Have you considered lately, the extraordinary loveliness of everyday household things?
This morning I am appreciating a green bottle. It is dark olive green, about 9 1/2 inches high, squarish but tapering at the top. Until recently it held 750 milliliters of extra virgin olive oil.
Now, stripped of its labels front, back and top, the design pressed into the glass stands out. In a fan shaped window topping all four rectangular sides, the tip of a branch bearing three olives and two leaves bears mute testimony to the purpose of the bottle. At the bottom of all four rectangular sides, within a narrow recess wrapped around the bottle, the letters S T A R are pressed onto an arch decorated with a point to each side. Mysterious letters and numbers raised on what, if it were a column, would be the footing, complete the visible raised glass symbols. On one side is "75 cl 3 51m".
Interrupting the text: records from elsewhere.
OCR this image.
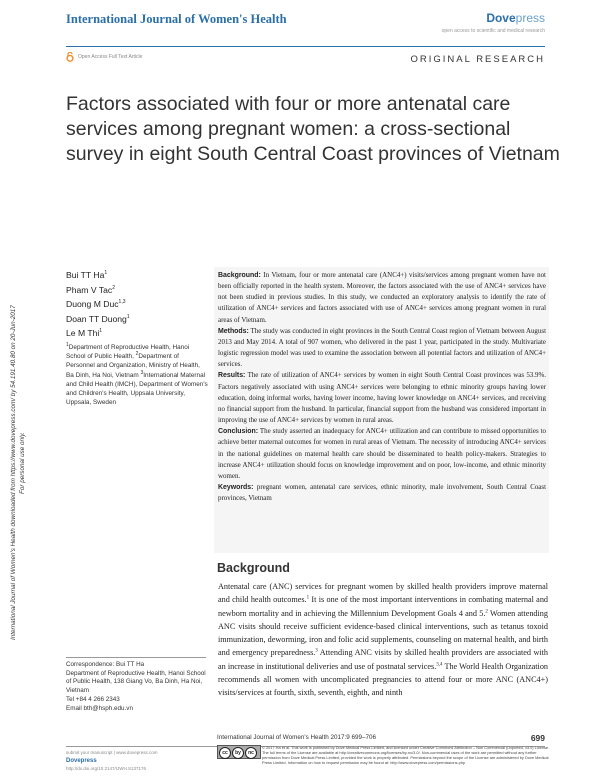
International Journal of Women's Health	Dovepress
open access to scientific and medical research
Open Access Full Text Article	ORIGINAL RESEARCH
Factors associated with four or more antenatal care services among pregnant women: a cross-sectional survey in eight South Central Coast provinces of Vietnam
International Journal of Women's Health downloaded from https://www.dovepress.com/ by 54.191.40.80 on 20-Jun-2017 For personal use only.
Bui TT Ha$^1$
Pham V Tac$^2$
Duong M Duc$^{1,3}$
Doan TT Duong$^1$
Le M Thi$^1$
$^1$Department of Reproductive Health, Hanoi School of Public Health, $^2$Department of Personnel and Organization, Ministry of Health, Ba Dinh, Ha Noi, Vietnam $^3$International Maternal and Child Health (IMCH), Department of Women's and Children's Health, Uppsala University, Uppsala, Sweden

Background: In Vietnam, four or more antenatal care (ANC4+) visits/services among pregnant women have not been officially reported in the health system. Moreover, the factors associated with the use of ANC4+ services have not been studied in previous studies. In this study, we conducted an exploratory analysis to identify the rate of utilization of ANC4+ services and factors associated with use of ANC4+ services among pregnant women in rural areas of Vietnam.

Methods: The study was conducted in eight provinces in the South Central Coast region of Vietnam between August 2013 and May 2014. A total of 907 women, who delivered in the past 1 year, participated in the study. Multivariate logistic regression model was used to examine the association between all potential factors and utilization of ANC4+ services.

Results: The rate of utilization of ANC4+ services by women in eight South Central Coast provinces was 53.9%. Factors negatively associated with using ANC4+ services were belonging to ethnic minority groups having lower education, doing informal works, having lower income, having lower knowledge on ANC4+ services, and receiving no financial support from the husband. In particular, financial support from the husband was considered important in improving the use of ANC4+ services by women in rural areas.

Conclusion: The study asserted an inadequacy for ANC4+ utilization and can contribute to missed opportunities to achieve better maternal outcomes for women in rural areas of Vietnam. The necessity of introducing ANC4+ services in the national guidelines on maternal health care should be disseminated to health policy-makers. Strategies to increase ANC4+ utilization should focus on knowledge improvement and on poor, low-income, and ethnic minority women.

Keywords: pregnant women, antenatal care services, ethnic minority, male involvement, South Central Coast provinces, Vietnam

Correspondence: Bui TT Ha
Department of Reproductive Health, Hanoi School of Public Health, 138 Giang Vo, Ba Dinh, Ha Noi, Vietnam
Tel +84 4 266 2343
Email bth@hsph.edu.vn
Background
Antenatal care (ANC) services for pregnant women by skilled health providers improve maternal and child health outcomes.$^1$ It is one of the most important interventions in combating maternal and newborn mortality and in achieving the Millennium Development Goals 4 and 5.$^2$ Women attending ANC visits should receive sufficient evidence-based clinical interventions, such as tetanus toxoid immunization, deworming, iron and folic acid supplements, counseling on maternal health, and birth and emergency preparedness.$^3$ Attending ANC visits by skilled health providers are associated with an increase in institutional deliveries and use of postnatal services.$^{3,4}$ The World Health Organization recommends all women with uncomplicated pregnancies to attend four or more ANC (ANC4+) visits/services at fourth, sixth, seventh, eighth, and ninth
International Journal of Women's Health 2017:9 699–706	699
submit your manuscript | www.dovepress.com
Dovepress
http://dx.doi.org/10.2147/IJWH.S137176
cc	by	nc
© 2017 Ha et al. This work is published by Dove Medical Press Limited, and licensed under Creative Commons Attribution – Non Commercial (unported, v3.0) License. The full terms of the License are available at http://creativecommons.org/licenses/by-nc/3.0/. Non-commercial uses of the work are permitted without any further permission from Dove Medical Press Limited, provided the work is properly attributed. Permissions beyond the scope of the License are administered by Dove Medical Press Limited. Information on how to request permission may be found at: http://www.dovepress.com/permissions.php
Clockwise around the next side are two large dots in a column, an s under a small dot followed by two small dots in a column, followed by a diamond with a dot at the apex, followed by a high dot, a low dot, and 18. Is this braille? But we are not finished with the raised design. Tip the bottle over and examine the bottom - squarish with a slightly concave center. Raised bars, 3/8 inches long and all tilted left, thirteen to a row, march around the four squarish sides of the bottle. Are they to keep the bottle from slipping should you spill the oil?
Perhaps the 52 tilted bars have a practical purpose, but slide your thumb around them. Does the sensation linger after you stop? Study the bottle from the bottom, and see it is not really a square, but an octagon, with four long sides and four (the corners) short sides.
Lastly, the top - a small, green metal cap, with "FRESH PRESSED SINCE 1898" stamped in gold around it. But consider the sum of the parts - the entire bottle, so green, fitting so well into the hand. It is made simply to hold olive oil, be emptied, and be discarded.
No, it deserves a second life, this work of everyday art which countless designers and fabricators have designed, engineered and produced. It may be the perfect vase for the late blooming gladiolas on our deck. They are budding, and will bloom just before the cold shuts them down. Meanwhile, the olive green bottle sits on my desk, reminding me of the complexity, beauty, utility and value of ordinary things and ordinary people.